Summer 2025 saw legislative and policy developments which had the potential to meaningfully affect the medtech landscape, namely the passing of the Data Use and Access Act 2025 in mid-June and the publication of the 10 Year Health Plan in early July. We are now more than six months on and so the inevitable question is what, if any, difference have they made?
Significant changes
In many ways it would be an entirely unfair expectation to have seen any meaningful change by now, not least because the provisions of the DUAA have been coming into effect in staggered fashion. The most relevant changes from a medtech perspective only took effect from February 2026 but on the face of it could make tangible differences in due course.
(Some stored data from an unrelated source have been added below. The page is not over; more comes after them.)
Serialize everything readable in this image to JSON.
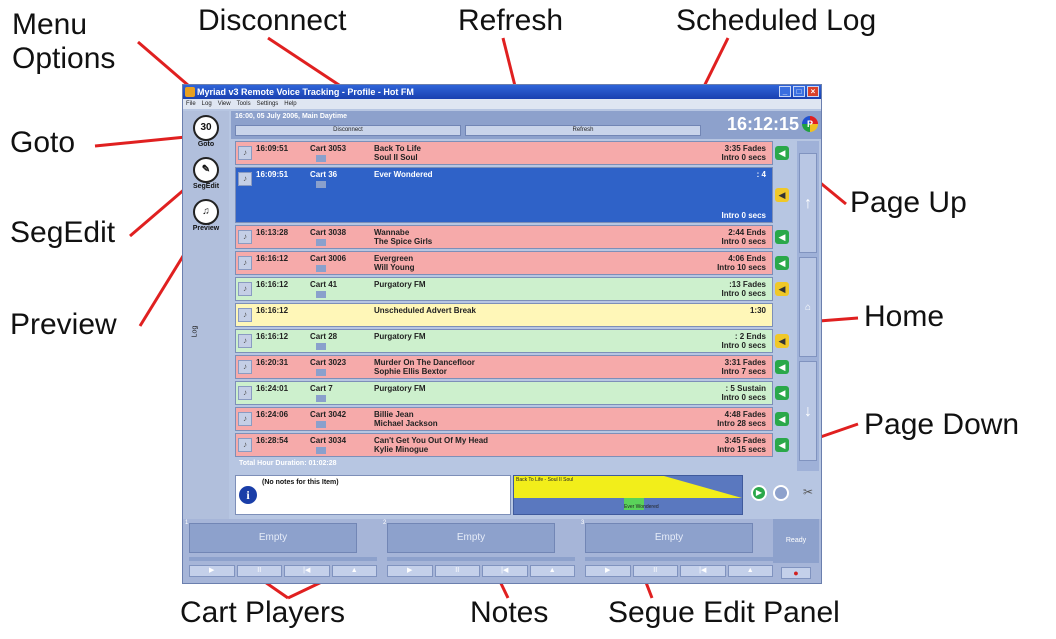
{
  "callouts": {
    "menu_options": "Menu\nOptions",
    "disconnect": "Disconnect",
    "refresh": "Refresh",
    "scheduled_log": "Scheduled Log",
    "goto": "Goto",
    "segedit": "SegEdit",
    "preview": "Preview",
    "page_up": "Page Up",
    "home": "Home",
    "page_down": "Page Down",
    "cart_players": "Cart Players",
    "notes": "Notes",
    "segue_edit_panel": "Segue Edit Panel"
  },
  "app": {
    "title": "Myriad v3 Remote Voice Tracking - Profile - Hot FM",
    "menu": [
      "File",
      "Log",
      "View",
      "Tools",
      "Settings",
      "Help"
    ],
    "nav": {
      "goto_label": "Goto",
      "goto_icon_text": "30",
      "segedit_label": "SegEdit",
      "preview_label": "Preview",
      "log_label": "Log"
    },
    "header": {
      "info": "16:00, 05 July 2006, Main Daytime",
      "disconnect": "Disconnect",
      "refresh": "Refresh",
      "clock": "16:12:15",
      "logo": "P"
    },
    "log_rows": [
      {
        "time": "16:09:51",
        "cart": "Cart 3053",
        "t1": "Back To Life",
        "t2": "Soul II Soul",
        "dur": "3:35 Fades",
        "intro": "Intro  0 secs",
        "color": "red",
        "side": "g"
      },
      {
        "time": "16:09:51",
        "cart": "Cart 36",
        "t1": "Ever Wondered",
        "t2": "",
        "dur": ": 4",
        "intro": "Intro  0 secs",
        "color": "blue",
        "side": "y"
      },
      {
        "time": "16:13:28",
        "cart": "Cart 3038",
        "t1": "Wannabe",
        "t2": "The Spice Girls",
        "dur": "2:44 Ends",
        "intro": "Intro  0 secs",
        "color": "red",
        "side": "g"
      },
      {
        "time": "16:16:12",
        "cart": "Cart 3006",
        "t1": "Evergreen",
        "t2": "Will Young",
        "dur": "4:06 Ends",
        "intro": "Intro 10 secs",
        "color": "red",
        "side": "g"
      },
      {
        "time": "16:16:12",
        "cart": "Cart 41",
        "t1": "Purgatory FM",
        "t2": "",
        "dur": ":13 Fades",
        "intro": "Intro  0 secs",
        "color": "green",
        "side": "y"
      },
      {
        "time": "16:16:12",
        "cart": "",
        "t1": "Unscheduled Advert Break",
        "t2": "",
        "dur": "1:30",
        "intro": "",
        "color": "yellow",
        "side": ""
      },
      {
        "time": "16:16:12",
        "cart": "Cart 28",
        "t1": "Purgatory FM",
        "t2": "",
        "dur": ": 2 Ends",
        "intro": "Intro  0 secs",
        "color": "green",
        "side": "y"
      },
      {
        "time": "16:20:31",
        "cart": "Cart 3023",
        "t1": "Murder On The Dancefloor",
        "t2": "Sophie Ellis Bextor",
        "dur": "3:31 Fades",
        "intro": "Intro  7 secs",
        "color": "red",
        "side": "g"
      },
      {
        "time": "16:24:01",
        "cart": "Cart 7",
        "t1": "Purgatory FM",
        "t2": "",
        "dur": ": 5 Sustain",
        "intro": "Intro  0 secs",
        "color": "green",
        "side": "g"
      },
      {
        "time": "16:24:06",
        "cart": "Cart 3042",
        "t1": "Billie Jean",
        "t2": "Michael Jackson",
        "dur": "4:48 Fades",
        "intro": "Intro 28 secs",
        "color": "red",
        "side": "g"
      },
      {
        "time": "16:28:54",
        "cart": "Cart 3034",
        "t1": "Can't Get You Out Of My Head",
        "t2": "Kylie Minogue",
        "dur": "3:45 Fades",
        "intro": "Intro 15 secs",
        "color": "red",
        "side": "g"
      }
    ],
    "total": "Total Hour Duration:  01:02:28",
    "notes": "(No notes for this Item)",
    "segue": {
      "label": "Back To Life - Soul II Soul",
      "label2": "Ever Wondered"
    },
    "players": [
      {
        "num": "1",
        "label": "Empty"
      },
      {
        "num": "2",
        "label": "Empty"
      },
      {
        "num": "3",
        "label": "Empty"
      }
    ],
    "ready": "Ready"
  }
}
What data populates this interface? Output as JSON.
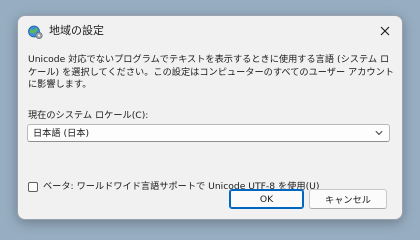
{
  "dialog": {
    "title": "地域の設定",
    "app_icon": "globe-settings-icon",
    "close_icon": "close-icon"
  },
  "content": {
    "description": "Unicode 対応でないプログラムでテキストを表示するときに使用する言語 (システム ロケール) を選択してください。この設定はコンピューターのすべてのユーザー アカウントに影響します。",
    "locale_label": "現在のシステム ロケール(C):",
    "locale_value": "日本語 (日本)",
    "utf8_label": "ベータ: ワールドワイド言語サポートで Unicode UTF-8 を使用(U)",
    "utf8_checked": false
  },
  "buttons": {
    "ok": "OK",
    "cancel": "キャンセル"
  },
  "colors": {
    "accent": "#0067c0",
    "dialog_bg": "#f1f1f1",
    "desktop_bg": "#97aec2"
  }
}
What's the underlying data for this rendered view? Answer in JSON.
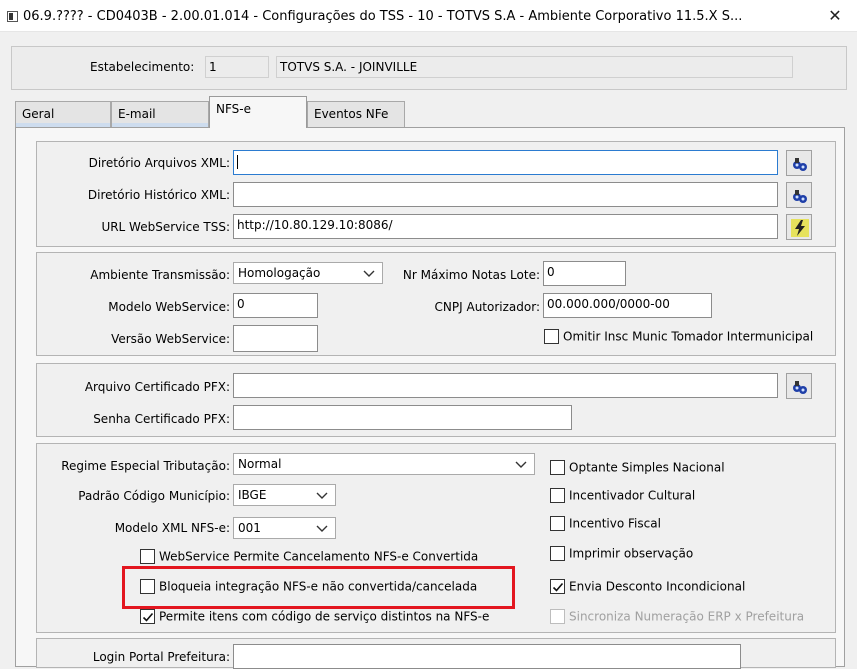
{
  "window": {
    "title": "06.9.???? - CD0403B - 2.00.01.014 - Configurações do TSS - 10 - TOTVS S.A - Ambiente Corporativo 11.5.X S...",
    "close_glyph": "✕"
  },
  "estabelecimento": {
    "label": "Estabelecimento:",
    "code": "1",
    "name": "TOTVS S.A. - JOINVILLE"
  },
  "tabs": [
    {
      "label": "Geral"
    },
    {
      "label": "E-mail"
    },
    {
      "label": "NFS-e"
    },
    {
      "label": "Eventos NFe"
    }
  ],
  "xml_group": {
    "dir_xml_label": "Diretório Arquivos XML:",
    "dir_xml_value": "",
    "dir_hist_label": "Diretório Histórico XML:",
    "dir_hist_value": "",
    "url_label": "URL WebService TSS:",
    "url_value": "http://10.80.129.10:8086/"
  },
  "env_group": {
    "ambiente_label": "Ambiente Transmissão:",
    "ambiente_value": "Homologação",
    "nr_max_label": "Nr Máximo Notas Lote:",
    "nr_max_value": "0",
    "modelo_ws_label": "Modelo WebService:",
    "modelo_ws_value": "0",
    "cnpj_label": "CNPJ Autorizador:",
    "cnpj_value": "00.000.000/0000-00",
    "versao_ws_label": "Versão WebService:",
    "versao_ws_value": "",
    "omitir_label": "Omitir Insc Munic Tomador Intermunicipal",
    "omitir_checked": false
  },
  "cert_group": {
    "arquivo_label": "Arquivo Certificado PFX:",
    "arquivo_value": "",
    "senha_label": "Senha Certificado PFX:",
    "senha_value": ""
  },
  "regime_group": {
    "regime_label": "Regime Especial Tributação:",
    "regime_value": "Normal",
    "padrao_label": "Padrão Código Município:",
    "padrao_value": "IBGE",
    "modelo_xml_label": "Modelo XML NFS-e:",
    "modelo_xml_value": "001",
    "ws_cancel_label": "WebService Permite Cancelamento NFS-e Convertida",
    "bloqueia_label": "Bloqueia integração NFS-e não convertida/cancelada",
    "permite_label": "Permite itens com código de serviço distintos na NFS-e",
    "optante_label": "Optante Simples Nacional",
    "incentivador_label": "Incentivador Cultural",
    "incentivo_label": "Incentivo Fiscal",
    "imprimir_label": "Imprimir observação",
    "envia_label": "Envia Desconto Incondicional",
    "sincroniza_label": "Sincroniza Numeração ERP x Prefeitura"
  },
  "login_group": {
    "login_label": "Login Portal Prefeitura:"
  },
  "colors": {
    "highlight": "#e3161f",
    "tab_hint": "#cddcee",
    "focus": "#2b7bd0"
  }
}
In particular:
- Research using health data ought to be easier going forward thanks to an expanded definition of what is considered research under the UK GDPR (it can be commercially or publicly funded) as well as more relaxed consent and transparency requirements
- There are less strict restrictions on the use of automated decision-making and/or profiling of individuals in certain circumstances and a slightly lowered hurdle for transferring data overseas
Alongside this, however, the DUAA does also impose additional compliance requirements as well as granting wider powers to the Secretary of State in respect of information standards for those operating in the health and social care sectors. In short, the Secretary of State will be able to issue specific standards concerning the technical design or operation of specified IT services and those providing such services to the NHS will have to comply with them. The standards can relate to functionality, connectivity, interoperability, portability, storage of, and access to, information and/or security of information
They are backed up by enforcement powers, including an ability to require an explanation of how the relevant provider is complying with a particular standard and/or provision of information or evidence to that effect. If the Secretary of State remains dissatisfied then they can issue a public statement confirming that the provider has failed to comply, which could obviously have significant reputational effects and so is not to be taken likely.
What next
It is not yet clear if, how and when these powers might be invoked although logically electronic patient records are an obvious potential target given the well-publicised interoperability challenges which currently exist. The Secretary of State will also have to balance potential use of the powers against the policy objectives of the 10 Year Health Plan, which sets out a clear (albeit slightly familiar) ambition to better embrace technology, including better use of AI.
In summary, therefore, the medtech landscape did not change overnight in Summer 2025 and nor has it dramatically evolved since then. Nonetheless, it is clear that there will be incremental efforts in due course to meaningfully influence how the NHS makes best use of medtech and so it is important to keep abreast of these changes.